Monday, September 24, 2007

LOVE IN NEPAL

TRAVEL TIME

The last you heard about Kathmandu was when you were hiring domestic help. But we’ve got news for you. It’s more kickass than your own boring city.
Swayambhunath
(Monkey Temple)
Yet another fine example of Buddhist temple architecture, but what makes this one truly awesome are the hordes of acrobatic monkeys skilled at robbing you blind. In fact, when the faithful make food offerings to The Buddha the infidel primates steal them a second later. This will cause them to be reincarnated as cockroaches.
Durbar Marg
Here naked ash-painted holy men mingle with fluorescent-clothed Europeans. While cute young Nepali girls aggressively hawk rotten fruit over the din of mooing metropolitan cows. Sit all day at the Maju Deval temple and watch the world go by, and go mental. Admire the temple’s erotic carvings while chatting up a magenta-clad Swedish girl.
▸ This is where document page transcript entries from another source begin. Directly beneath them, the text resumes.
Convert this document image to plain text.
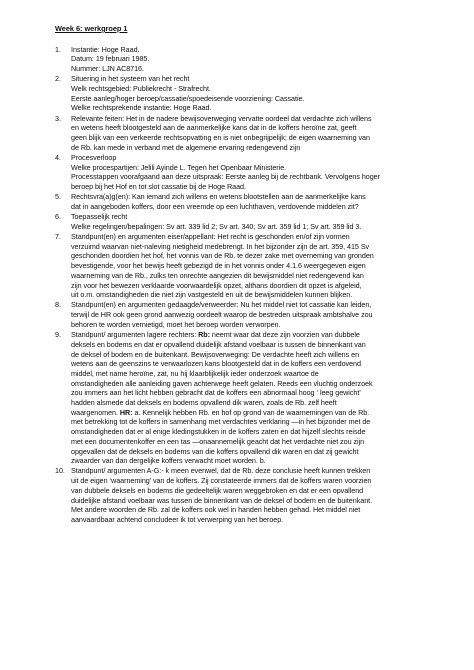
Week 6: werkgroep 1
1.	Instantie: Hoge Raad.
Datum: 19 februari 1985.
Nummer: LJN AC8716.
2.	Situering in het systeem van het recht
Welk rechtsgebied: Publiekrecht - Strafrecht.
Eerste aanleg/hoger beroep/cassatie/spoedeisende voorziening: Cassatie.
Welke rechtsprekende instantie: Hoge Raad.
3.	Relevante feiten: Het in de nadere bewijsoverweging vervatte oordeel dat verdachte zich willens
en wetens heeft blootgesteld aan de aanmerkelijke kans dat in de koffers heroïne zat, geeft
geen blijk van een verkeerde rechtsopvatting en is niet onbegrijpelijk; de eigen waarneming van
de Rb. kan mede in verband met de algemene ervaring redengevend zijn
4.	Procesverloop
Welke procespartijen: Jelili Ayinde L. Tegen het Openbaar Ministerie.
Processtappen voorafgaand aan deze uitspraak: Eerste aanleg bij de rechtbank. Vervolgens hoger
beroep bij het Hof en tot slot cassatie bij de Hoge Raad.
5.	Rechtsvra(a)g(en): Kan iemand zich willens en wetens blootstellen aan de aanmerkelijke kans
dat in aangeboden koffers, door een vreemde op een luchthaven, verdovende middelen zit?
6.	Toepasselijk recht
Welke regelingen/bepalingen: Sv art. 339 lid 2; Sv art. 340; Sv art. 359 lid 1; Sv art. 359 lid 3.
7.	Standpunt(en) en argumenten eiser/appellant: Het recht is geschonden en/of zijn vormen
verzuimd waarvan niet-naleving nietigheid medebrengt. In het bijzonder zijn de art. 359, 415 Sv
geschonden doordien het hof, het vonnis van de Rb. te dezer zake met overneming van gronden
bevestigende, voor het bewijs heeft gebezigd de in het vonnis onder 4.1.6 weergegeven eigen
waarneming van de Rb., zulks ten onrechte aangezien dit bewijsmiddel niet redengevend kan
zijn voor het bewezen verklaarde voorwaardelijk opzet, althans doordien dit opzet is afgeleid,
uit o.m. omstandigheden die niet zijn vastgesteld en uit de bewijsmiddelen kunnen blijken.
8.	Standpunt(en) en argumenten gedaagde/verweerder: Nu het middel niet tot cassatie kan leiden,
terwijl de HR ook geen grond aanwezig oordeelt waarop de bestreden uitspraak ambtshalve zou
behoren te worden vernietigd, moet het beroep worden verworpen.
9.	Standpunt/ argumenten lagere rechters: Rb: neemt waar dat deze zijn voorzien van dubbele
deksels en bodems en dat er opvallend duidelijk afstand voelbaar is tussen de binnenkant van
de deksel of bodem en de buitenkant. Bewijsoverweging: De verdachte heeft zich willens en
wetens aan de geenszins te verwaarlozen kans blootgesteld dat in de koffers een verdovend
middel, met name heroïne, zat, nu hij klaarblijkelijk ieder onderzoek waartoe de
omstandigheden alle aanleiding gaven achterwege heeft gelaten. Reeds een vluchtig onderzoek
zou immers aan het licht hebben gebracht dat de koffers een abnormaal hoog ‘ leeg gewicht’
hadden alsmede dat deksels en bodems opvallend dik waren, zoals de Rb. zelf heeft
waargenomen. HR: a. Kennelijk hebben Rb. en hof op grond van de waarnemingen van de Rb.
met betrekking tot de koffers in samenhang met verdachtes verklaring —in het bijzonder met de
omstandigheden dat er al enige kledingstukken in de koffers zaten en dat hijzelf slechts reisde
met een documentenkoffer en een tas —onaannemelijk geacht dat het verdachte niet zou zijn
opgevallen dat de deksels en bodems van die koffers opvallend dik waren en dat zij gewicht
zwaarder van dan dergelijke koffers verwacht moet worden. b.
10. Standpunt/ argumenten A-G:- k meen evenwel, dat de Rb. deze conclusie heeft kunnen trekken
uit de eigen ‘waarneming’ van de koffers. Zij constateerde immers dat de koffers waren voorzien
van dubbele deksels en bodems die gedeeltelijk waren weggebroken en dat er een opvallend
duidelijke afstand voelbaar was tussen de binnenkant van de deksel of bodem en de buitenkant.
Met andere woorden de Rb. zal de koffers ook wel in handen hebben gehad. Het middel niet
aanvaardbaar achtend concludeer ik tot verwerping van het beroep.
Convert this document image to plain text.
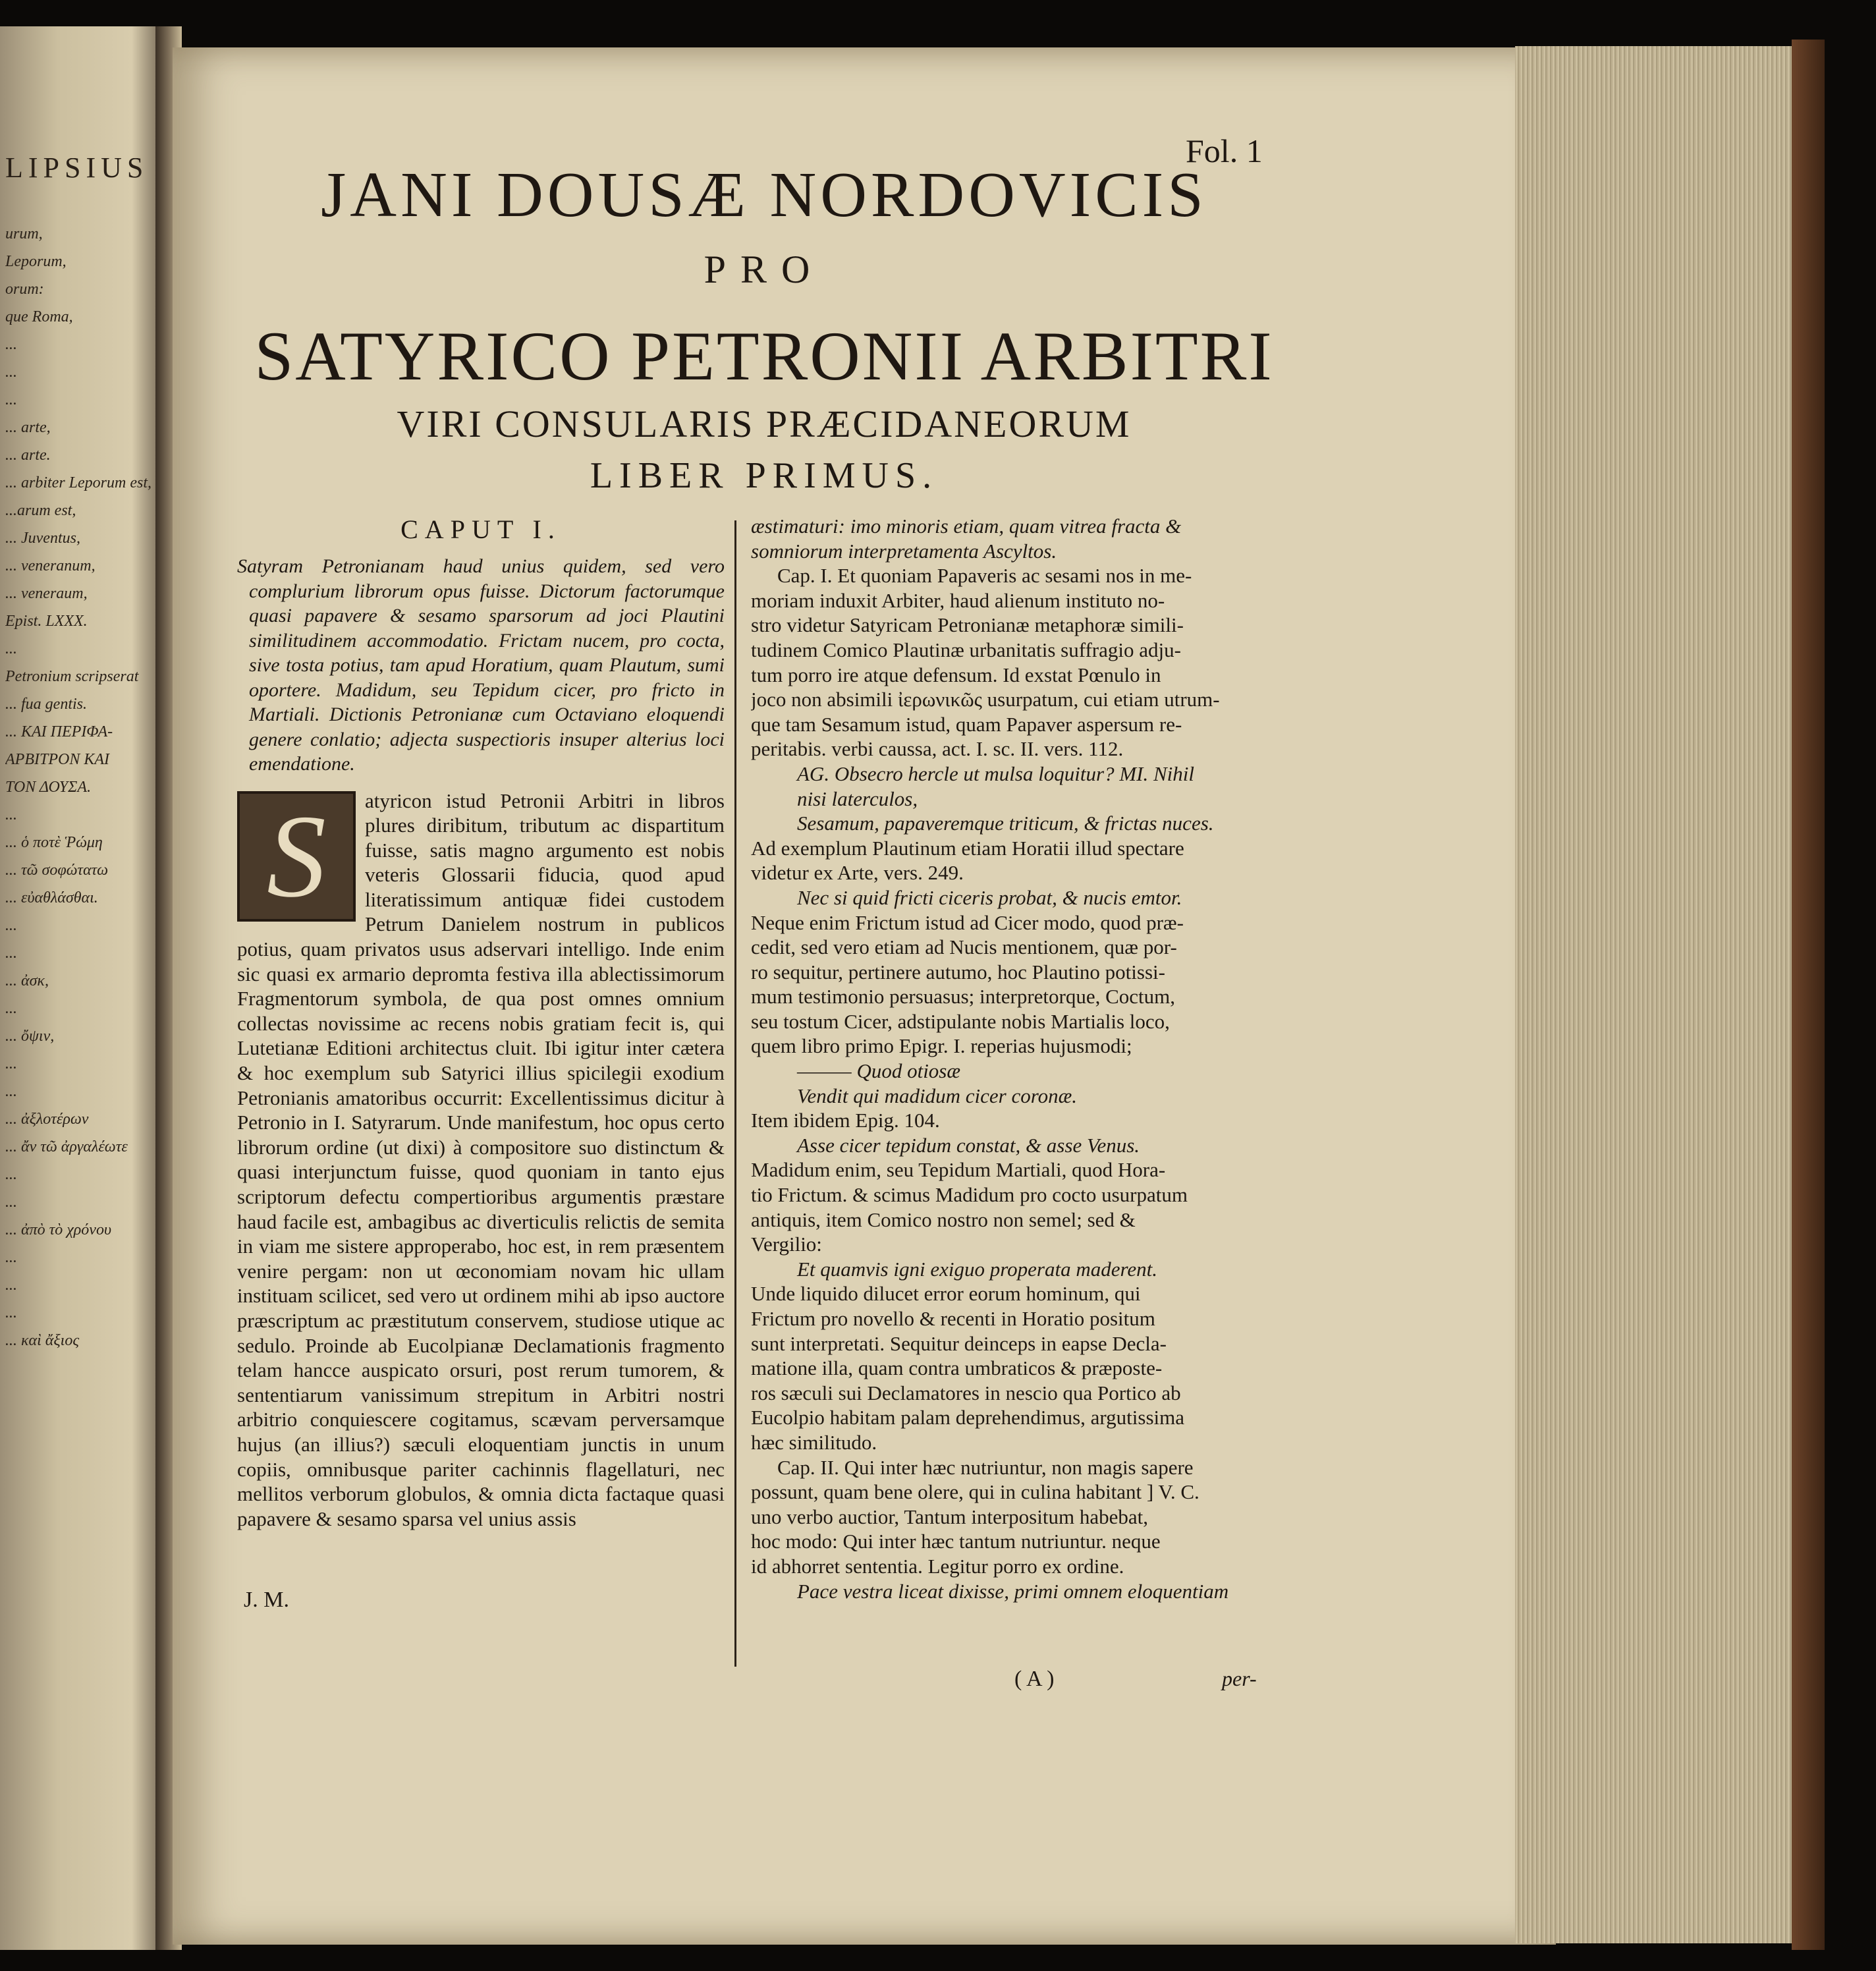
LIPSIUS
urum,
Leporum,
orum:
que Roma,
...
...
...
... arte,
... arte.
... arbiter Leporum est,
...arum est,
... Juventus,
... veneranum,
... veneraum,
Epist. LXXX.
...
Petronium scripserat
... fua gentis.
... ΚΑΙ ΠΕΡΙΦΑ-
ΑΡΒΙΤΡΟΝ ΚΑΙ
ΤΟΝ ΔΟΥΣΑ.
...
... ὁ ποτὲ Ῥώμη
... τῶ σοφώτατω
... εὐαθλάσθαι.
...
...
... ἀσκ,
...
... ὄψιν,
...
...
... ἀξλοτέρων
... ἄν τῶ ἀργαλέωτε
...
...
... ἀπὸ τὸ χρόνου
...
...
...
... καὶ ἄξιος
Fol. 1
JANI DOUSÆ NORDOVICIS
PRO
SATYRICO PETRONII ARBITRI
VIRI CONSULARIS PRÆCIDANEORUM
LIBER PRIMUS.
CAPUT I.

Satyram Petronianam haud unius quidem, sed vero complurium librorum opus fuisse. Dictorum factorumque quasi papavere & sesamo sparsorum ad joci Plautini similitudinem accommodatio. Frictam nucem, pro cocta, sive tosta potius, tam apud Horatium, quam Plautum, sumi oportere. Madidum, seu Tepidum cicer, pro fricto in Martiali. Dictionis Petronianæ cum Octaviano eloquendi genere conlatio; adjecta suspectioris insuper alterius loci emendatione.

S	atyricon istud Petronii Arbitri in libros plures diribitum, tributum ac dispartitum fuisse, satis magno argumento est nobis veteris Glossarii fiducia, quod apud literatissimum antiquæ fidei custodem Petrum Danielem nostrum in publicos potius, quam privatos usus adservari intelligo. Inde enim sic quasi ex armario depromta festiva illa ablectissimorum Fragmentorum symbola, de qua post omnes omnium collectas novissime ac recens nobis gratiam fecit is, qui Lutetianæ Editioni architectus cluit. Ibi igitur inter cætera & hoc exemplum sub Satyrici illius spicilegii exodium Petronianis amatoribus occurrit: Excellentissimus dicitur à Petronio in I. Satyrarum. Unde manifestum, hoc opus certo librorum ordine (ut dixi) à compositore suo distinctum & quasi interjunctum fuisse, quod quoniam in tanto ejus scriptorum defectu compertioribus argumentis præstare haud facile est, ambagibus ac diverticulis relictis de semita in viam me sistere approperabo, hoc est, in rem præsentem venire pergam: non ut œconomiam novam hic ullam instituam scilicet, sed vero ut ordinem mihi ab ipso auctore præscriptum ac præstitutum conservem, studiose utique ac sedulo. Proinde ab Eucolpianæ Declamationis fragmento telam hancce auspicato orsuri, post rerum tumorem, & sententiarum vanissimum strepitum in Arbitri nostri arbitrio conquiescere cogitamus, scævam perversamque hujus (an illius?) sæculi eloquentiam junctis in unum copiis, omnibusque pariter cachinnis flagellaturi, nec mellitos verborum globulos, & omnia dicta factaque quasi papavere & sesamo sparsa vel unius assis

æstimaturi: imo minoris etiam, quam vitrea fracta &
somniorum interpretamenta Ascyltos.
Cap. I. Et quoniam Papaveris ac sesami nos in me-
moriam induxit Arbiter, haud alienum instituto no-
stro videtur Satyricam Petronianæ metaphoræ simili-
tudinem Comico Plautinæ urbanitatis suffragio adju-
tum porro ire atque defensum. Id exstat Pœnulo in
joco non absimili ἰερωνικῶς usurpatum, cui etiam utrum-
que tam Sesamum istud, quam Papaver aspersum re-
peritabis. verbi caussa, act. I. sc. II. vers. 112.
AG. Obsecro hercle ut mulsa loquitur? MI. Nihil
nisi laterculos,
Sesamum, papaveremque triticum, & frictas nuces.
Ad exemplum Plautinum etiam Horatii illud spectare
videtur ex Arte, vers. 249.
Nec si quid fricti ciceris probat, & nucis emtor.
Neque enim Frictum istud ad Cicer modo, quod præ-
cedit, sed vero etiam ad Nucis mentionem, quæ por-
ro sequitur, pertinere autumo, hoc Plautino potissi-
mum testimonio persuasus; interpretorque, Coctum,
seu tostum Cicer, adstipulante nobis Martialis loco,
quem libro primo Epigr. I. reperias hujusmodi;
——— Quod otiosæ
Vendit qui madidum cicer coronæ.
Item ibidem Epig. 104.
Asse cicer tepidum constat, & asse Venus.
Madidum enim, seu Tepidum Martiali, quod Hora-
tio Frictum. & scimus Madidum pro cocto usurpatum
antiquis, item Comico nostro non semel; sed &
Vergilio:
Et quamvis igni exiguo properata maderent.
Unde liquido dilucet error eorum hominum, qui
Frictum pro novello & recenti in Horatio positum
sunt interpretati. Sequitur deinceps in eapse Decla-
matione illa, quam contra umbraticos & præposte-
ros sæculi sui Declamatores in nescio qua Portico ab
Eucolpio habitam palam deprehendimus, argutissima
hæc similitudo.
Cap. II. Qui inter hæc nutriuntur, non magis sapere
possunt, quam bene olere, qui in culina habitant ] V. C.
uno verbo auctior, Tantum interpositum habebat,
hoc modo: Qui inter hæc tantum nutriuntur. neque
id abhorret sententia. Legitur porro ex ordine.
Pace vestra liceat dixisse, primi omnem eloquentiam
J. M.
( A )	per-
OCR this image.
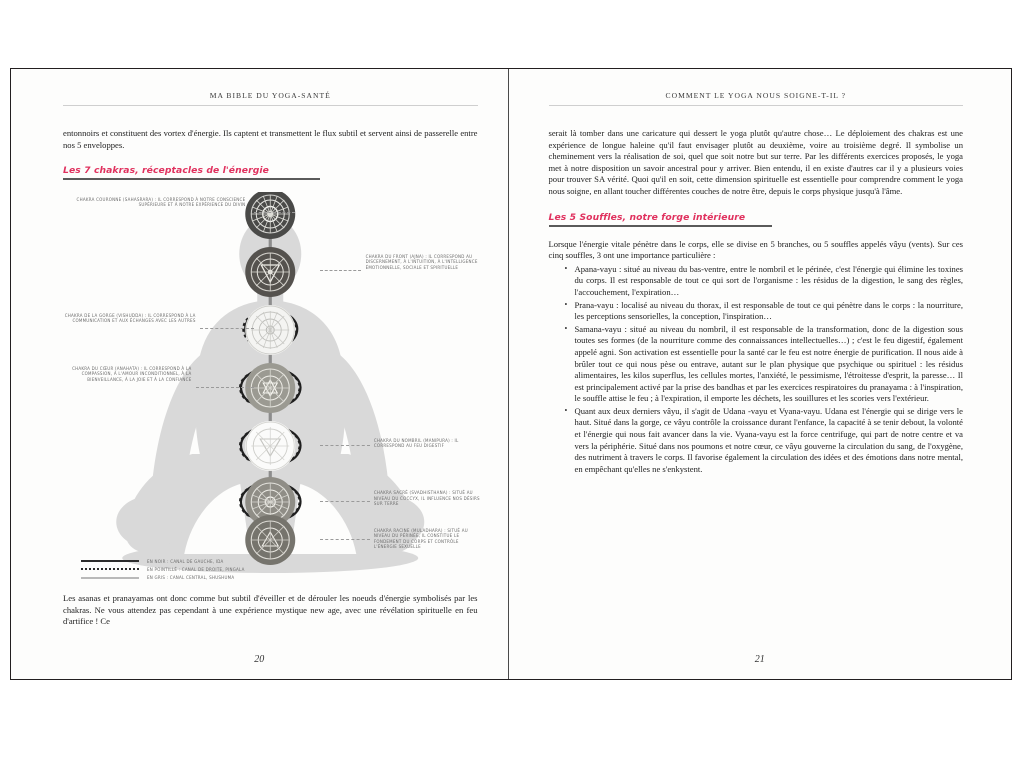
MA BIBLE DU YOGA-SANTÉ

entonnoirs et constituent des vortex d'énergie. Ils captent et transmettent le flux subtil et servent ainsi de passerelle entre nos 5 enveloppes.

Les 7 chakras, réceptacles de l'énergie
CHAKRA COURONNE (SAHASRARA) : IL CORRESPOND À NOTRE CONSCIENCE SUPÉRIEURE ET À NOTRE EXPÉRIENCE DU DIVIN
CHAKRA DU FRONT (AJNA) : IL CORRESPOND AU DISCERNEMENT, À L'INTUITION, À L'INTELLIGENCE ÉMOTIONNELLE, SOCIALE ET SPIRITUELLE
CHAKRA DE LA GORGE (VISHUDDA) : IL CORRESPOND À LA COMMUNICATION ET AUX ÉCHANGES AVEC LES AUTRES
CHAKRA DU CŒUR (ANAHATA) : IL CORRESPOND À LA COMPASSION, À L'AMOUR INCONDITIONNEL, À LA BIENVEILLANCE, À LA JOIE ET À LA CONFIANCE
CHAKRA DU NOMBRIL (MANIPURA) : IL CORRESPOND AU FEU DIGESTIF
CHAKRA SACRÉ (SVADHISTHANA) : SITUÉ AU NIVEAU DU COCCYX, IL INFLUENCE NOS DÉSIRS SUR TERRE
CHAKRA RACINE (MULADHARA) : SITUÉ AU NIVEAU DU PÉRINÉE, IL CONSTITUE LE FONDEMENT DU CORPS ET CONTRÔLE L'ÉNERGIE SEXUELLE
EN NOIR : CANAL DE GAUCHE, IDA
EN POINTILLÉ : CANAL DE DROITE, PINGALA
EN GRIS : CANAL CENTRAL, SHUSHUMA

Les asanas et pranayamas ont donc comme but subtil d'éveiller et de dérouler les noeuds d'énergie symbolisés par les chakras. Ne vous attendez pas cependant à une expérience mystique new age, avec une révélation spirituelle en feu d'artifice ! Ce

20
COMMENT LE YOGA NOUS SOIGNE-T-IL ?

serait là tomber dans une caricature qui dessert le yoga plutôt qu'autre chose… Le déploiement des chakras est une expérience de longue haleine qu'il faut envisager plutôt au deuxième, voire au troisième degré. Il symbolise un cheminement vers la réalisation de soi, quel que soit notre but sur terre. Par les différents exercices proposés, le yoga met à notre disposition un savoir ancestral pour y arriver. Bien entendu, il en existe d'autres car il y a plusieurs voies pour trouver SA vérité. Quoi qu'il en soit, cette dimension spirituelle est essentielle pour comprendre comment le yoga nous soigne, en allant toucher différentes couches de notre être, depuis le corps physique jusqu'à l'âme.

Les 5 Souffles, notre forge intérieure

Lorsque l'énergie vitale pénètre dans le corps, elle se divise en 5 branches, ou 5 souffles appelés vâyu (vents). Sur ces cinq souffles, 3 ont une importance particulière :

• Apana-vayu : situé au niveau du bas-ventre, entre le nombril et le périnée, c'est l'énergie qui élimine les toxines du corps. Il est responsable de tout ce qui sort de l'organisme : les résidus de la digestion, le sang des règles, l'accouchement, l'expiration…
• Prana-vayu : localisé au niveau du thorax, il est responsable de tout ce qui pénètre dans le corps : la nourriture, les perceptions sensorielles, la conception, l'inspiration…
• Samana-vayu : situé au niveau du nombril, il est responsable de la transformation, donc de la digestion sous toutes ses formes (de la nourriture comme des connaissances intellectuelles…) ; c'est le feu digestif, également appelé agni. Son activation est essentielle pour la santé car le feu est notre énergie de purification. Il nous aide à brûler tout ce qui nous pèse ou entrave, autant sur le plan physique que psychique ou spirituel : les résidus alimentaires, les kilos superflus, les cellules mortes, l'anxiété, le pessimisme, l'étroitesse d'esprit, la paresse… Il est principalement activé par la prise des bandhas et par les exercices respiratoires du pranayama : à l'inspiration, le souffle attise le feu ; à l'expiration, il emporte les déchets, les souillures et les scories vers l'extérieur.
• Quant aux deux derniers vâyu, il s'agit de Udana -vayu et Vyana-vayu. Udana est l'énergie qui se dirige vers le haut. Situé dans la gorge, ce vâyu contrôle la croissance durant l'enfance, la capacité à se tenir debout, la volonté et l'énergie qui nous fait avancer dans la vie. Vyana-vayu est la force centrifuge, qui part de notre centre et va vers la périphérie. Situé dans nos poumons et notre cœur, ce vâyu gouverne la circulation du sang, de l'oxygène, des nutriment à travers le corps. Il favorise également la circulation des idées et des émotions dans notre mental, en empêchant qu'elles ne s'enkystent.
21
If you tell her you’re a Tantric meditation expert, and she doesn’t run away, you’re in there, dude.
Dakshin Kali Temple
Had bad luck lately? Need to make a quick animal sacrifice? This is the place to do it. Crowds of faithful come here year round to send chickens and goats straight to the gods’ buffet table. More gore than you see in all the Rambo movies ever made. Afterwards, have a nice snack at a nearby inexpensive restaurant.
Thamel
Every big city has its tourist ghetto, but in the case of Thamel, the inmates are running the asylum. In high season the streets are alive with the clamour of international tongues. Of course, most of them are screaming “leave me alone!” at pushy touts in various languages. Nepali seems to work best: “Jar! Jar!” (This is where George Lucas got the idea for his irritating Star Wars character, Jar Jar Binks.) Stick to Indian and Nepali grub if you don’t want to spend your holiday in the toilet.
Freak Street
Once a Mecca to the world’s malingerers, the last few hippies have long since moved to Thamel. Accordingly, Freak Street is the best place to stay for a little peace, man. Ever since marijuana was made illegal, Kathmandu has seen far fewer stuck-up hippies with trust funds. Unfortunately, they have been mostly replaced by stuck-up yuppies with investment funds. It’s hard to say which is more annoying. The yuppies do smell better.
Patan & Bhaktapur
The two other medieval towns that share the valley with Kathmandu. Both make interesting day trips away from the capital. Bhaktapur especially is notable for its temple carvings depicting giant elephants having sex in improbable positions. You could call it The Kama Sumo.
Bodhnath
The Bodhnath temple is Nepal’s most iconic structure, featuring giant eyes painted on the side. Haggle over Tibetan Thangka paintings, prayer wheels and fake jewelry, then visit a monastery and meditate about the futility of material possessions.
Nagarkot
Want to see the mighty Himalayan range the easy way? You can either go to the village of Nagarkot and take them in from The Restaurant at the End of the Universe (there really is one!) or you can shell out $100 and see them aboard a convenient Buddha Air flight. If visibility is poor you don’t even have to pay.
Kumari Devi
Not many countries can claim to house a living deity – so of course this Dalai Lama-like darling is one of Kathmandu’s most prized citizens. While the Kumari Devi is supremely powerful as a child, like most child stars, she is rendered utterly useless at puberty. Resist the urge to scream “Hello, Dolly!” or she might have you struck by lightning.